BACKGROUND: Our former studies have shown that bone marrow mesenchymal stem cells (BMMSCs) can be induced differentiation to vascular smooth muscle-like cells (VSMLCs) and vascular endothelium-like cells (VELCs), which are compatible with collagen-embedded polyglycolic acid scaffolds. OBJECTIVE: To investigate the possibility of constructing small diameter tissue-engineered blood vessels via subcutaneous implantation. METHODS: The cells-scaffold complex was produced by separately seeding VSMLCs and VELCs derived from BMMSCs on polyglycolic acid collagen scaffolds. The two layers were separated by ECMgel.
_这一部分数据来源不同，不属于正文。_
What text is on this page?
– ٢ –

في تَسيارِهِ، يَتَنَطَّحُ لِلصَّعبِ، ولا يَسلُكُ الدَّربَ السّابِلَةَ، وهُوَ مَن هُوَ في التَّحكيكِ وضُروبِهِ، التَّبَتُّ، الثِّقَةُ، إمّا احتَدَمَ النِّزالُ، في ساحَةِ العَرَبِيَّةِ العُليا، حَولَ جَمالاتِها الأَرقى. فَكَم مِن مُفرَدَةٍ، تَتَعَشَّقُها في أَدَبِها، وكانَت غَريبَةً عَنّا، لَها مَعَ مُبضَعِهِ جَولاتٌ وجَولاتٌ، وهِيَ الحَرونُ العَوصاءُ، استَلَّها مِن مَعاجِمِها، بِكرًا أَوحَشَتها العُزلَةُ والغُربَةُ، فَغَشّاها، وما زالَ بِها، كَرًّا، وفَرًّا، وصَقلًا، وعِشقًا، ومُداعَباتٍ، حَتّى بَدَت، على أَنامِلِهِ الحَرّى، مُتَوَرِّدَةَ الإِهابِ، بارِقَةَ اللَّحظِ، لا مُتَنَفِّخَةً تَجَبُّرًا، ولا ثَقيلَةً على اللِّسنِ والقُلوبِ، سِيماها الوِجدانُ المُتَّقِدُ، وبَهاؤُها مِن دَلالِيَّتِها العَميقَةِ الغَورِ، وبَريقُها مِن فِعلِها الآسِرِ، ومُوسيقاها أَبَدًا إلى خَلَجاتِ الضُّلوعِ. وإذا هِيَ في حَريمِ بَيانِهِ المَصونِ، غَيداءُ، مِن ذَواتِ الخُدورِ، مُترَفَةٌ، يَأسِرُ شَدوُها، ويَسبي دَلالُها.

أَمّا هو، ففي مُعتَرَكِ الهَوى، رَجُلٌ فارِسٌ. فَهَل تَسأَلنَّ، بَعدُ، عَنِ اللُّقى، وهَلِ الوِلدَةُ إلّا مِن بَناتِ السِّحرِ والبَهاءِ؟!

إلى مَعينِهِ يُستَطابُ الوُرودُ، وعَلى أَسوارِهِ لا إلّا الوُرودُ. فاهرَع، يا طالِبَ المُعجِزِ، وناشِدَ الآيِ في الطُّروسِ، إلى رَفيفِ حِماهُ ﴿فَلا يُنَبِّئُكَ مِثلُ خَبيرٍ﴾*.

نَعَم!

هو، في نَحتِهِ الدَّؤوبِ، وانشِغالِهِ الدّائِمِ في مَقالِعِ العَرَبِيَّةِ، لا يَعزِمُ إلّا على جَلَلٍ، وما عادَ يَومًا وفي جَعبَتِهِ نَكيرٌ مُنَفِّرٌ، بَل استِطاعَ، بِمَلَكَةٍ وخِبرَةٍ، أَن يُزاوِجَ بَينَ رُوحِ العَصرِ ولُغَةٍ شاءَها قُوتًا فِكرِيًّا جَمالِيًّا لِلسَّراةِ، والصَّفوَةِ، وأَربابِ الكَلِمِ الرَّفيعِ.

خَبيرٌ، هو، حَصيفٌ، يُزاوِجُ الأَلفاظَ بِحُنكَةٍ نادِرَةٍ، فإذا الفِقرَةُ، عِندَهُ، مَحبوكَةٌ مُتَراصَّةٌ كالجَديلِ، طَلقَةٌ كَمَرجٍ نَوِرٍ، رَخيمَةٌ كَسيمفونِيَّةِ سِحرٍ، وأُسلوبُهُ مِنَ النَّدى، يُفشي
The cells-scaffold complex was subcutaneous implanted into small diameter tissue-engineered blood vessels.RESULTS AND CONCLUSION: Histological analysis of the small diameter tissue-engineered blood vessel walls revealed a typical artery structure, which was similar to natural vessels. The tissue-engineered blood vessels were not broken down under a force of 26.6 kPa. Eight weeks after implantation, the Brdu-labeled seed cells were found in the three layers of the vessel walls. The results revealed that the subcutaneous tissue was a good bioreactor to construct small diameter tissue-engineered blood vessels.